It’s an election year again, and protectionist policies are again being played to a populist drumbeat in Democrat primaries. Facing difficult economic times and a painful housing market downturn, too many Americans are taking the wrong lessons. NAFTA is not the problem!
America has been getting a wakeup call from the world, but far too many are whining and clamoring for more government support instead of responding to the challenge. Many feel that they are entitled to a good standard of living, increasing salaries and increasing benefits. Most workers thought they could learn a skill, find a comfortable career, and work comfortably into retirement. Unfortunately, the world has changed, and too many Americans are desperately trying to hold on to jobs that are rapidly becoming unnecessary.
For the first time in history, anything can be made almost anywhere and sold everywhere. Talented and motivated workforces in India, South Korea and China are just a mouse-click away! These changes aren’t just taking American jobs; they’re also creating jobs. Most of those foreign workers are using American software. Most are drinking Cokes. They watch our TV shows, and they want the brands that we have. As other countries become more successful, they can afford to buy more American goods and services. The weakening dollar has already accelerated our export numbers.
It is true that when manufacturers in the U.S. can’t compete because of high labor costs, some move operations offshore while still others innovate more efficient manufacturing processes. Both strategies can eliminate U.S. jobs. But such changes bring down the cost of the products so more can afford them.

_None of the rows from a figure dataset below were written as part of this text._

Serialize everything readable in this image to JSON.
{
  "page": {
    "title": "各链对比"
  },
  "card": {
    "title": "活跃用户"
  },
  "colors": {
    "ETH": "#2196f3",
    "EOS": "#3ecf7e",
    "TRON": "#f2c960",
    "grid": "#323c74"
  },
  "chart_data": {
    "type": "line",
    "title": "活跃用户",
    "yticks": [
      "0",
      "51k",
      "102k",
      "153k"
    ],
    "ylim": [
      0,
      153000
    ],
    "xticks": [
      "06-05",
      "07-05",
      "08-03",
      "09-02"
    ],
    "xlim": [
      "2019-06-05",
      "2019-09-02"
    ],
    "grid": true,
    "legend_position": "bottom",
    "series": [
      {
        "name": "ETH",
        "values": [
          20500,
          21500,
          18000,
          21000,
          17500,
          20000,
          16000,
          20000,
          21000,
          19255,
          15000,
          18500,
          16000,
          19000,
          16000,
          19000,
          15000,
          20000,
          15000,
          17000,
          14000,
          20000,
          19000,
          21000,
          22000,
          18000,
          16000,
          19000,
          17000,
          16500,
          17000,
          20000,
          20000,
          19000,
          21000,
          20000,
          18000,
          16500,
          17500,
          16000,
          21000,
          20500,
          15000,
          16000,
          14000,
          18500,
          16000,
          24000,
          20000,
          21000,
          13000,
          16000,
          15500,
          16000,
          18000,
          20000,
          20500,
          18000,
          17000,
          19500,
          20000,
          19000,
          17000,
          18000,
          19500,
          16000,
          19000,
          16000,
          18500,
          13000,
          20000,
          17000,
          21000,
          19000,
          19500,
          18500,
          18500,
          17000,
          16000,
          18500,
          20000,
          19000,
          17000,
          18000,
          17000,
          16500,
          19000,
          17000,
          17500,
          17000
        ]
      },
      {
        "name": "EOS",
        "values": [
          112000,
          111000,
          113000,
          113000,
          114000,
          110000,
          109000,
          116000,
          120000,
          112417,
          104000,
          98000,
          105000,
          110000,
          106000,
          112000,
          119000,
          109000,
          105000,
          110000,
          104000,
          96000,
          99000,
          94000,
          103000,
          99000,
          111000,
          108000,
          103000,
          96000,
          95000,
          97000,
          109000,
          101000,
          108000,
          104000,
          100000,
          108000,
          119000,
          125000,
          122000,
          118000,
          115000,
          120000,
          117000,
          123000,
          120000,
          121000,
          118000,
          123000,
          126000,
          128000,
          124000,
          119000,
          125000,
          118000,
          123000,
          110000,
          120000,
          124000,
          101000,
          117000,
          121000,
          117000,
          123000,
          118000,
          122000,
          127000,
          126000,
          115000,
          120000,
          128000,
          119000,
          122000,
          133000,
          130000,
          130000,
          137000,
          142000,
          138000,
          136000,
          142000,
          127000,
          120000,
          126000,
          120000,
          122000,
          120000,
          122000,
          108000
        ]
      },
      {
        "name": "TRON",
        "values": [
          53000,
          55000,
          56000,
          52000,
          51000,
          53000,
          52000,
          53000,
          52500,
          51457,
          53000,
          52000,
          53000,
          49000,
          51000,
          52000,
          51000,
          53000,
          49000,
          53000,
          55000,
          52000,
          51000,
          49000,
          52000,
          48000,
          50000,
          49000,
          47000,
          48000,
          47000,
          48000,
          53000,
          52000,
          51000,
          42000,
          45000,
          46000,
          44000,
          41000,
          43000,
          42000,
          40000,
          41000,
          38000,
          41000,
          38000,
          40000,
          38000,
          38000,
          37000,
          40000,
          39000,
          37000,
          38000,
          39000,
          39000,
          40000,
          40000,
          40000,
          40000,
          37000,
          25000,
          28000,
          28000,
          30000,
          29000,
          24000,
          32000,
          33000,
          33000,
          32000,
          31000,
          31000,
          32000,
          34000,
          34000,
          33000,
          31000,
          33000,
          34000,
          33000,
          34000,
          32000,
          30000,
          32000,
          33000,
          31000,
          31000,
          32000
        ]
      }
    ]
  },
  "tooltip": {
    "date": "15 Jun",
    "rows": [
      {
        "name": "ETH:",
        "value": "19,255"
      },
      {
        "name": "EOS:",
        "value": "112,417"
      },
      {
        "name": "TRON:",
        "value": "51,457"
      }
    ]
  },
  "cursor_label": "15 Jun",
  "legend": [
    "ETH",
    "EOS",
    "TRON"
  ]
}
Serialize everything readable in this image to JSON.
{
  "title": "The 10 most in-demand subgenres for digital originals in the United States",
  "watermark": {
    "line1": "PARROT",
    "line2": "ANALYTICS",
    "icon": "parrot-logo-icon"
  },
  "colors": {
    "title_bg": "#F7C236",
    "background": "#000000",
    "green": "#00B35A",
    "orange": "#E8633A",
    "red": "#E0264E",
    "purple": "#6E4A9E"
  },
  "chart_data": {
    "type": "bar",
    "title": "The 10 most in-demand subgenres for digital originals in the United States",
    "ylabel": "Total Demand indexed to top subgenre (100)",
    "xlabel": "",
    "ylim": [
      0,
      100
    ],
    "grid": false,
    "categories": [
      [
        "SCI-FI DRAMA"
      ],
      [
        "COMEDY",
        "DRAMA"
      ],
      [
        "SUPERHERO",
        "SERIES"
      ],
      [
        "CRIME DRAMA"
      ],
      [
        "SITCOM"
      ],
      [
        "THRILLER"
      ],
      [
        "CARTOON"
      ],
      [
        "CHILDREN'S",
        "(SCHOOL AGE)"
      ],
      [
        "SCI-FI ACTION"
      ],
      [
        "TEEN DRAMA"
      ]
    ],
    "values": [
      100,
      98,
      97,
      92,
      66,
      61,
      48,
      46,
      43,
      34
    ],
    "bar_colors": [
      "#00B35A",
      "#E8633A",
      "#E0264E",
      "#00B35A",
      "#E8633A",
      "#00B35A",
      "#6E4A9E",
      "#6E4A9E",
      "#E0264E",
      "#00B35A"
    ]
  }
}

The expanded market for cheaper goods means more people need training to use what they buy, so trainers are hired. Anything purchased must be maintained locally; people are hired to repair and service the new products.
Such changes are painful for people unwilling to learn new skills. Economists call it “churning,” and it has happened over and over again throughout the history of capitalism. Its playing field is now global, and the speed of the churn is faster.
A few years back, Lee Kuan Yew, called by many the “Father of modern Singapore,” made some eye-opening observations about the global economy and America’s role in the world: “I see a very troubling and at the same time exciting new world in which international boundaries can be penetrated without difficulty. The flow of information, of capital cannot be stopped. ... Whether we like it or not, technology has made this a one-world market for labor. Jobs can leapfrog boundaries. But good minds in the world will command very high salaries, very high fees.”
“In the same way, jobs at the lower end of the scale can also be transferred across the globe, and will be,” Yew continued. “And so, whether Americans like it or not, whether Singaporeans like it or not, our lower-end jobs are going to be taken over by our neighbors because they will be able to do these jobs for one-half, sometimes one-quarter the price.... Unions will try to protect themselves and their members’ interests, but their jobs will run out because their companies will be beaten in the international marketplace unless they can make use of cheaper labor elsewhere. … There’s no use perceiving this as a threat because it’s going to happen…either with your participation...or against your wishes.... Ride it. You can’t fight it.”
The American dream is not dead! Wealth is still out there; it is just on the move. Instead of throwing up protectionist walls, we must help Americans meet the challenge of change. As my great uncle on the farms of Illinois used to say, “It’s easiest to ride a horse in the direction it is going.” In short, it’s wise to develop skills that will produce what customers are going to need. If you’re good at something someone needs done, you will do well!
His second advice: “If the horse is dead, get off it!” In practical terms, don’t send around resumes for skills that are no longer needed. Instead, master new competencies or lose out to those who are willing to refocus and retool to take advantage of change.
Instead of whining about the economic cards you have been dealt or waiting for the government to save you from becoming obsolete, develop your own recovery program. In fact, always invest time in your Plan B, a “What I could do next” Plan.
Let me add to my great uncle’s shared wisdom: “Since it’s hard to know if your horse is dying, have at least two horses.” Don’t wait for a career disaster, an economic downturn or a prolonged strike to hit your family! Americans should be investing 5% of their time in their next career at all times. It could mean starting a small business on the side, looking for cross-training opportunities or volunteering to work on a key strategic project. There will always be a need for people who can make a difference where it counts for customers willing to pay!
Many have said, “You can’t teach an old dog new tricks!” Well, you become an old dog when you stop doing new tricks. Welcome to the challenge of lifelong learning, your best insurance policy for the 21st century! Be thankful that in America, there are great educational institutions ready to help you meet that challenge.
When one young woman complained that to do what she wanted to do would require going back to school, I challenged her to take it one course at a time. She complained that if she took it once course at a time, “she’d be 45 by the time she got the degree she needed.”
Having already passed that milestone, I responded, “Optimistically, you will be 45 anyway. You’re either 45 with a degree or you’re 45 without one.” I asked her how long she had been thinking about her decision. When she confided she had been considering it for three years, I said, “You could have been 42! Get on with it!”
Don’t wait for Washington politicians to produce on their empty promises. In these difficult economic times, ensure your own success the old-fashioned American way—by earning it yourself one day at a time.